Что касается оплаты, то г-н Жуайез предложил молодому человеку самому ее определить.
Посетитель назвал цифру.
Старый бухгалтер густо покраснел: это была сумма, которую он получал у Эмерленгов.
— О нет, это слишком много!
Но собеседник не слушал его. Он замялся, как будто слова вертелись у него на языке, но он затруднялся их произнести, затем вдруг, собравшись с духом, сказал:
— Вот, пожалуйста, за первый месяц…
— Помилуйте, сударь!..
Молодой человек настаивал. Г-н Жуайез его не знает, и будет вполне справедливо, если он заплатит вперед… Очевидно, Пассажон предупредил его… Г-н Жуайез это понял и пробормотал вполголоса:
— Благодарю вас, благодарю вас!..
Он был так взволнован, что не находил слов. Спасены! Обеспечены на несколько месяцев, а за это время он сумеет оглядеться, приискать себе место. Его милые девочки ни в чем не будут нуждаться. Они получат подарки к Новому году. О провидение!..
— Итак, до среды, господин Жуайез?
— До среды, господин…
— Де Жери… Поль де Жери.
И они расстались, оба очарованные и восхищенные: один — неожиданным появлением спасителя, другой — мелькнувшей перед ним прелестной картиной, юными созданиями, собравшимися вокруг заваленного книгами, тетрадями и мотками ниток стола, милыми девушками, от которых веяло чистотой, порядочностью и трудолюбием. Для Поля де Жери открылся доселе ему неизвестный Париж, мужественный, семейственный, совсем не похожий на тот, который был ему знаком до сих пор. Об этом Париже не пишут фельетонисты и репортеры. Он напомнил Полю его провинцию, только с оттенком утонченности и прелести, который окружающая суматоха и шум придают тихому, укромному приюту.
VI. ФЕЛИЦИЯ РЮИС
— А ваш сын, Дженкинс?.. Что с ним стало?.. Почему его больше не видно у вас?.. Он очень милый юноша.
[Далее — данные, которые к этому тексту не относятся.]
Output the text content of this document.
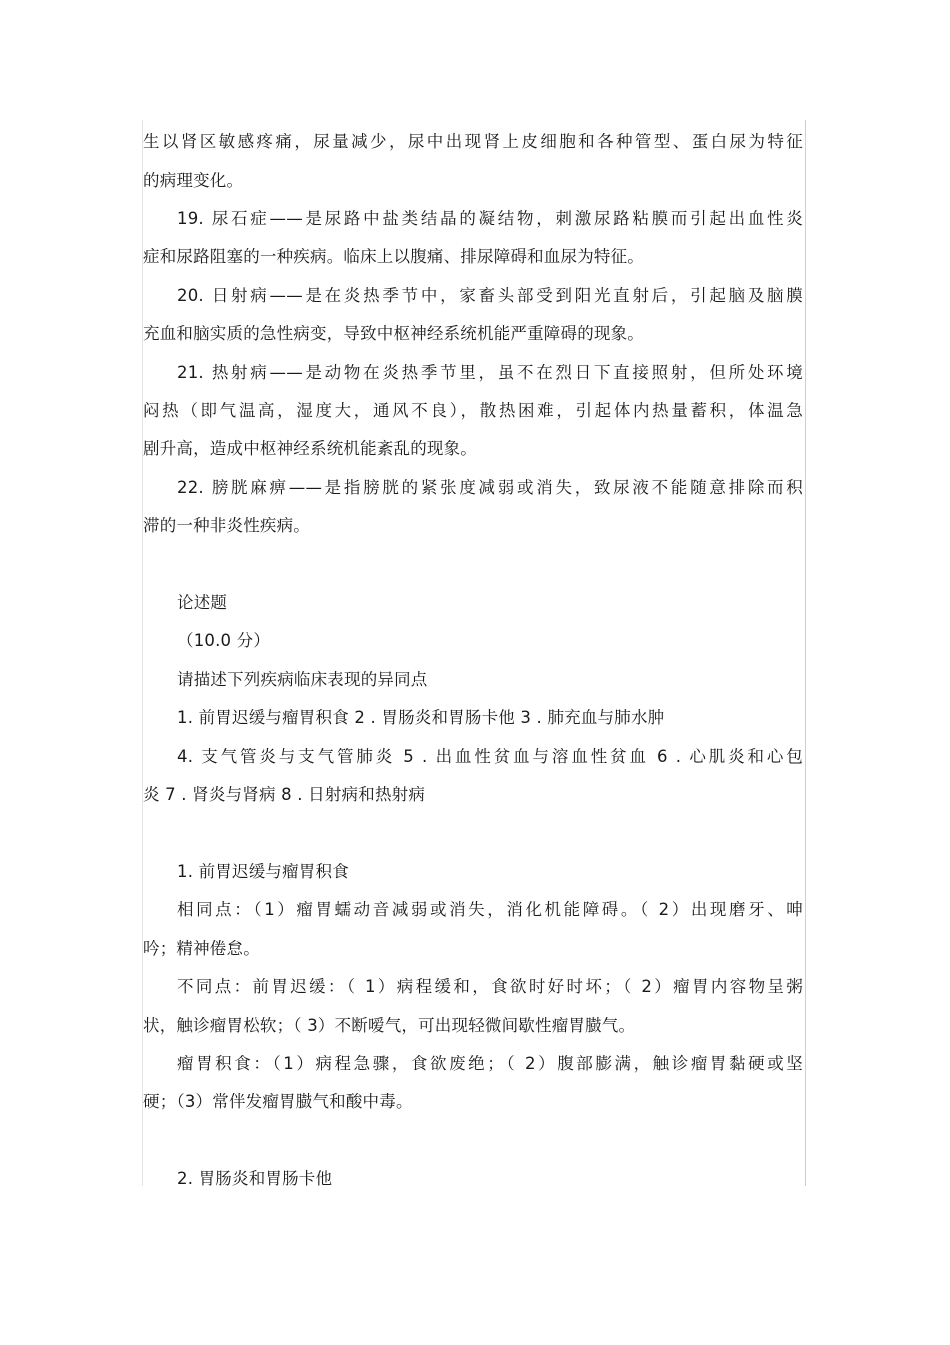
生以肾区敏感疼痛，尿量减少，尿中出现肾上皮细胞和各种管型、蛋白尿为特征
的病理变化。
19. 尿石症——是尿路中盐类结晶的凝结物，刺激尿路粘膜而引起出血性炎
症和尿路阻塞的一种疾病。临床上以腹痛、排尿障碍和血尿为特征。
20. 日射病——是在炎热季节中，家畜头部受到阳光直射后，引起脑及脑膜
充血和脑实质的急性病变，导致中枢神经系统机能严重障碍的现象。
21. 热射病——是动物在炎热季节里，虽不在烈日下直接照射，但所处环境
闷热（即气温高，湿度大，通风不良），散热困难，引起体内热量蓄积，体温急
剧升高，造成中枢神经系统机能紊乱的现象。
22. 膀胱麻痹——是指膀胱的紧张度减弱或消失，致尿液不能随意排除而积
滞的一种非炎性疾病。
论述题
（10.0 分）
请描述下列疾病临床表现的异同点
1. 前胃迟缓与瘤胃积食 2 . 胃肠炎和胃肠卡他 3 . 肺充血与肺水肿
4. 支气管炎与支气管肺炎 5 . 出血性贫血与溶血性贫血 6 . 心肌炎和心包
炎 7 . 肾炎与肾病 8 . 日射病和热射病
1. 前胃迟缓与瘤胃积食
相同点：（1）瘤胃蠕动音减弱或消失，消化机能障碍。（ 2）出现磨牙、呻
吟；精神倦怠。
不同点：前胃迟缓：（ 1）病程缓和，食欲时好时坏；（ 2）瘤胃内容物呈粥
状，触诊瘤胃松软；（ 3）不断嗳气，可出现轻微间歇性瘤胃臌气。
瘤胃积食：（1）病程急骤，食欲废绝；（ 2）腹部膨满，触诊瘤胃黏硬或坚
硬；（3）常伴发瘤胃臌气和酸中毒。
2. 胃肠炎和胃肠卡他
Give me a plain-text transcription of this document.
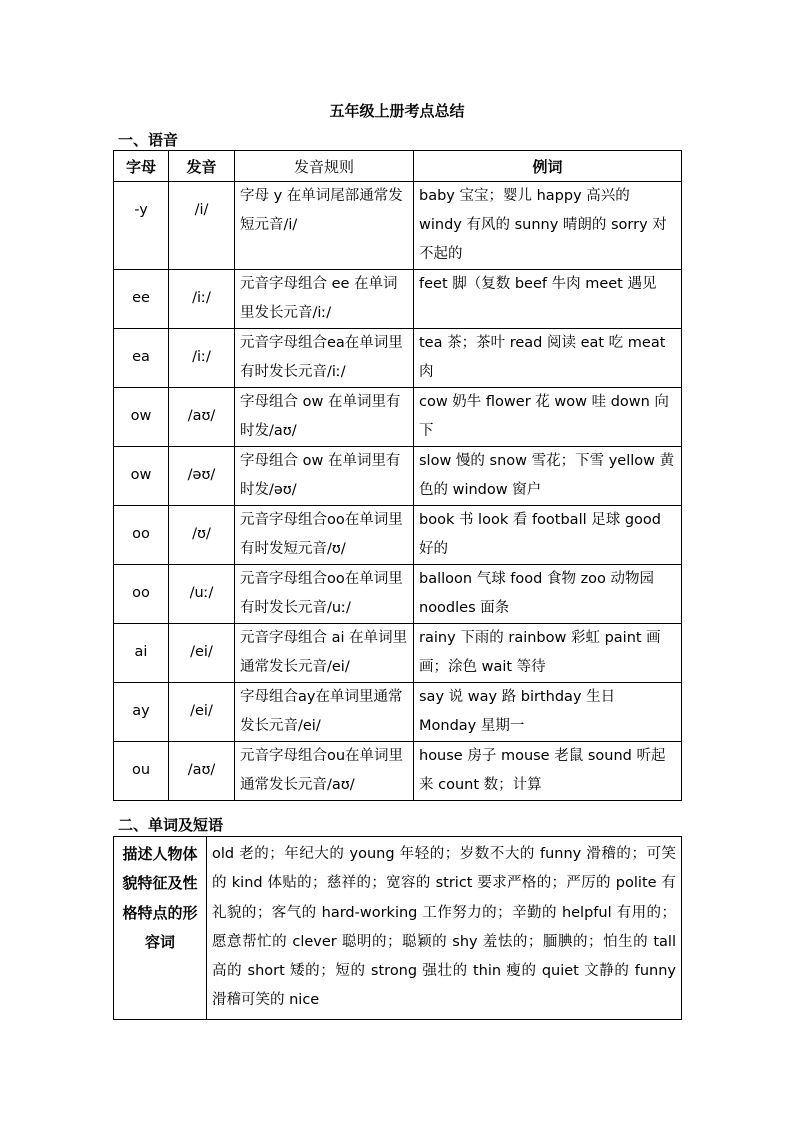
五年级上册考点总结
一、语音
字母	发音	发音规则	例词

-y	/i/	字母 y 在单词尾部通常发短元音/i/	baby 宝宝；婴儿 happy 高兴的 windy 有风的 sunny 晴朗的 sorry 对不起的

ee	/iː/	元音字母组合 ee 在单词里发长元音/iː/	feet 脚（复数 beef 牛肉 meet 遇见

ea	/iː/	元音字母组合ea在单词里有时发长元音/iː/	tea 茶；茶叶 read 阅读 eat 吃 meat 肉

ow	/aʊ/	字母组合 ow 在单词里有时发/aʊ/	cow 奶牛 flower 花 wow 哇 down 向下

ow	/əʊ/	字母组合 ow 在单词里有时发/əʊ/	slow 慢的 snow 雪花；下雪 yellow 黄色的 window 窗户

oo	/ʊ/	元音字母组合oo在单词里有时发短元音/ʊ/	book 书 look 看 football 足球 good 好的

oo	/uː/	元音字母组合oo在单词里有时发长元音/uː/	balloon 气球 food 食物 zoo 动物园 noodles 面条

ai	/ei/	元音字母组合 ai 在单词里通常发长元音/ei/	rainy 下雨的 rainbow 彩虹 paint 画画；涂色 wait 等待

ay	/ei/	字母组合ay在单词里通常发长元音/ei/	say 说 way 路 birthday 生日 Monday 星期一

ou	/aʊ/	元音字母组合ou在单词里通常发长元音/aʊ/	house 房子 mouse 老鼠 sound 听起来 count 数；计算
二、单词及短语
描述人物体貌特征及性格特点的形容词	old 老的；年纪大的 young 年轻的；岁数不大的 funny 滑稽的；可笑的 kind 体贴的；慈祥的；宽容的 strict 要求严格的；严厉的 polite 有礼貌的；客气的 hard-working 工作努力的；辛勤的 helpful 有用的；愿意帮忙的 clever 聪明的；聪颖的 shy 羞怯的；腼腆的；怕生的 tall 高的 short 矮的；短的 strong 强壮的 thin 瘦的 quiet 文静的 funny 滑稽可笑的 nice
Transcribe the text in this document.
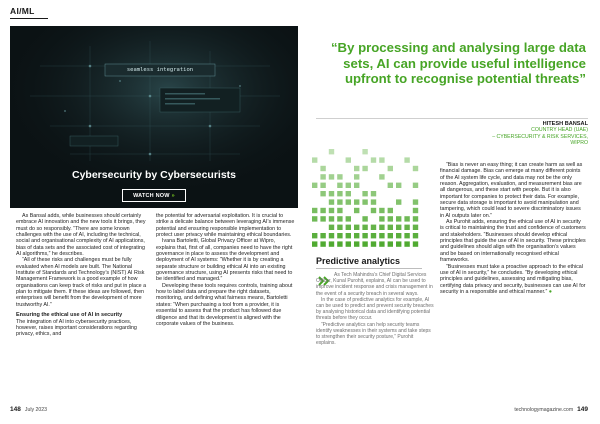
AI/ML
seamless integration
Cybersecurity by Cybersecurists
WATCH NOW »
“By processing and analysing large data sets, AI can provide useful intelligence upfront to recognise potential threats”
HITESH BANSAL
COUNTRY HEAD (UAE)
– CYBERSECURITY & RISK SERVICES,
WIPRO

As Bansal adds, while businesses should certainly embrace AI innovation and the new tools it brings, they must do so responsibly. “There are some known challenges with the use of AI, including the technical, social and organisational complexity of AI applications, bias of data sets and the associated cost of integrating AI algorithms,” he describes.

“All of these risks and challenges must be fully evaluated when AI models are built. The National Institute of Standards and Technology’s (NIST) AI Risk Management Framework is a good example of how organisations can keep track of risks and put in place a plan to mitigate them. If these ideas are followed, then enterprises will benefit from the development of more trustworthy AI.”

Ensuring the ethical use of AI in security

The integration of AI into cybersecurity practices, however, raises important considerations regarding privacy, ethics, and

the potential for adversarial exploitation. It is crucial to strike a delicate balance between leveraging AI’s immense potential and ensuring responsible implementation to protect user privacy while maintaining ethical boundaries.

Ivana Bartoletti, Global Privacy Officer at Wipro, explains that, first of all, companies need to have the right governance in place to assess the development and deployment of AI systems: “Whether it is by creating a separate structure or building ethical AI into an existing governance structure, using AI presents risks that need to be identified and managed.”

Developing these tools requires controls, training about how to label data and prepare the right datasets, monitoring, and defining what fairness means, Bartoletti states: “When purchasing a tool from a provider, it is essential to assess that the product has followed due diligence and that its development is aligned with the corporate values of the business.

Predictive analytics

As Tech Mahindra’s Chief Digital Services Officer, Kunal Purohit, explains, AI can be used to improve incident response and crisis management in the event of a security breach in several ways.

In the case of predictive analytics for example, AI can be used to predict and prevent security breaches by analysing historical data and identifying potential threats before they occur.

“Predictive analytics can help security teams identify weaknesses in their systems and take steps to strengthen their security posture,” Purohit explains.

“Bias is never an easy thing; it can create harm as well as financial damage. Bias can emerge at many different points of the AI system life cycle, and data may not be the only reason. Aggregation, evaluation, and measurement bias are all dangerous, and these start with people. But it is also important for companies to protect their data. For example, secure data storage is important to avoid manipulation and tampering, which could lead to severe discriminatory issues in AI outputs later on.”

As Purohit adds, ensuring the ethical use of AI in security is critical to maintaining the trust and confidence of customers and stakeholders. “Businesses should develop ethical principles that guide the use of AI in security. These principles and guidelines should align with the organisation’s values and be based on internationally recognised ethical frameworks.

“Businesses must take a proactive approach to the ethical use of AI in security,” he concludes. “By developing ethical principles and guidelines, assessing and mitigating bias, certifying data privacy and security, businesses can use AI for security in a responsible and ethical manner.” ●

148 July 2023	technologymagazine.com 149
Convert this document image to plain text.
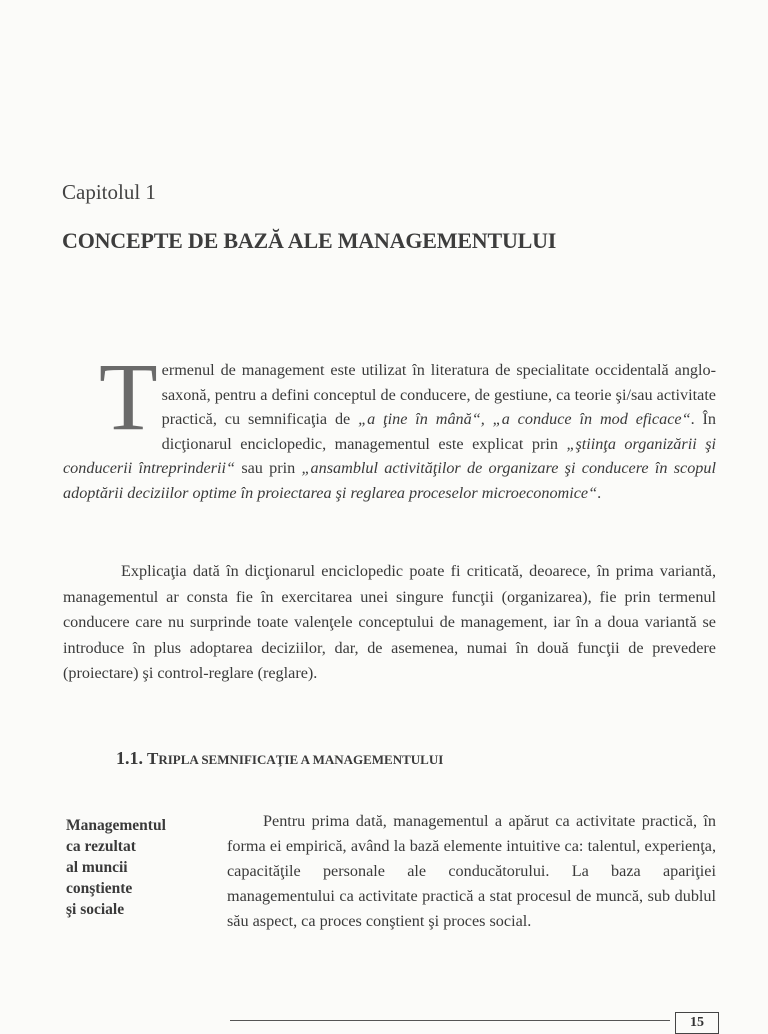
Capitolul 1
CONCEPTE DE BAZĂ ALE MANAGEMENTULUI

Termenul de management este utilizat în literatura de specialitate occidentală anglo-saxonă, pentru a defini conceptul de conducere, de gestiune, ca teorie şi/sau activitate practică, cu semnificaţia de „a ţine în mână“, „a conduce în mod eficace“. În dicţionarul enciclopedic, managementul este explicat prin „ştiinţa organizării şi conducerii întreprinderii“ sau prin „ansamblul activităţilor de organizare şi conducere în scopul adoptării deciziilor optime în proiectarea şi reglarea proceselor microeconomice“.

Explicaţia dată în dicţionarul enciclopedic poate fi criticată, deoarece, în prima variantă, managementul ar consta fie în exercitarea unei singure funcţii (organizarea), fie prin termenul conducere care nu surprinde toate valenţele conceptului de management, iar în a doua variantă se introduce în plus adoptarea deciziilor, dar, de asemenea, numai în două funcţii de prevedere (proiectare) şi control-reglare (reglare).

1.1. TRIPLA SEMNIFICAŢIE A MANAGEMENTULUI
Managementul
ca rezultat
al muncii
conştiente
şi sociale

Pentru prima dată, managementul a apărut ca activitate practică, în forma ei empirică, având la bază elemente intuitive ca: talentul, experienţa, capacităţile personale ale conducătorului. La baza apariţiei managementului ca activitate practică a stat procesul de muncă, sub dublul său aspect, ca proces conştient şi proces social.

15
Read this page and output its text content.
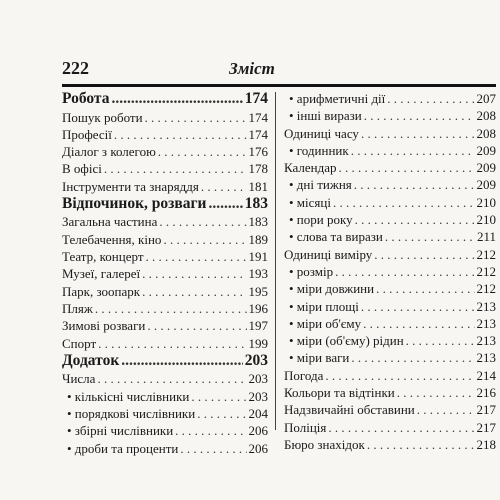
222	Зміст
Робота .....	174
Пошук роботи . . .	174
Професії . . .	174
Діалог з колегою . . .	176
В офісі . . .	178
Інструменти та знаряддя . . .	181
Відпочинок, розваги ..... 183
Загальна частина . . .	183
Телебачення, кіно . . .	189
Театр, концерт . . .	191
Музеї, галереї . . .	193
Парк, зоопарк . . .	195
Пляж . . .	196
Зимові розваги . . .	197
Спорт . . .	199
Додаток .....	203
Числа . . .	203
• кількісні числівники . . .	203
• порядкові числівники . . .	204
• збірні числівники . . .	206
• дроби та проценти . . .	206
• арифметичні дії . . .	207
• інші вирази . . .	208
Одиниці часу . . .	208
• годинник . . .	209
Календар . . .	209
• дні тижня . . .	209
• місяці . . .	210
• пори року . . .	210
• слова та вирази . . .	211
Одиниці виміру . . .	212
• розмір . . .	212
• міри довжини . . .	212
• міри площі . . .	213
• міри об'єму . . .	213
• міри (об'єму) рідин . . .	213
• міри ваги . . .	213
Погода . . .	214
Кольори та відтінки . . .	216
Надзвичайні обставини . . .	217
Поліція . . .	217
Бюро знахідок . . .	218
Говоря это резким и пренебрежительным тоном, каким она почти всегда обращалась к ирландцу, Фелиция продолжала работать над бюстом Набоба, только еще начатым ею, поправляла позу своей модели, бросала стеку и снова бралась за нее, быстро вытирая пальцы маленькой губкой. Через застекленную ротонду в мастерскую вливались покой и свет чудесного воскресного дня. Фелиция «принимала» по воскресеньям, если «принимать» означает широко раскрыть для всех свои двери, дозволять людям входить, удаляться, на минуту присесть, в то время как хозяйка дома не отходит от своей работы, даже не прерывает беседы, чтобы приветствовать гостя. Ее посещали рыжебородые художники с тонкими лицами, заходили друзья Покойного Рюиса — старые романтики с седыми гривами, навещали любители, светские люди, банкиры, биржевые маклеры и молодые фаты, привлеченные скорее красотой хозяйки, чем ее скульптурой, и приходившие, чтобы иметь право вечером в клубе небрежно уронить: «Я был сегодня у Фелиции». Бывал у нее и Поль де Жери. Всегда молчаливый, исполненный восторга, который с каждым днем все больше овладевал его сердцем, он старался понять этот прекрасный сфинкс. В этот день, облаченная в алое кашемировое платье с кремовыми кружевами, в фартуке, закрытом, как у полнровщицы, до самой шеи, Фелиция неутомимо обрабатывала глину. А над фартуком высилась гордая головка, освещенная теми прозрачными тонами, теми мягкими лучами, которыми мысль и вдохновение порой озаряют человеческие лица. Поль хорошо помнил то, что при нем говорилось о ней. Он пытался составить свое собственное суждение, давал себе слово больше сюда не возвращаться — и не пропускал ни одного воскресенья. Тут же всегда присутствовала, сидя на одном и том же месте, маленькая женщина с седой напудренной головой, в косыночке, обрамлявшей ее розовое лицо, похожая на пастель, выцветшую от времени; она сидела в тусклом свете угасавшего дня, кротко улыбаясь, положив руки на колени, неподвижная, как факир.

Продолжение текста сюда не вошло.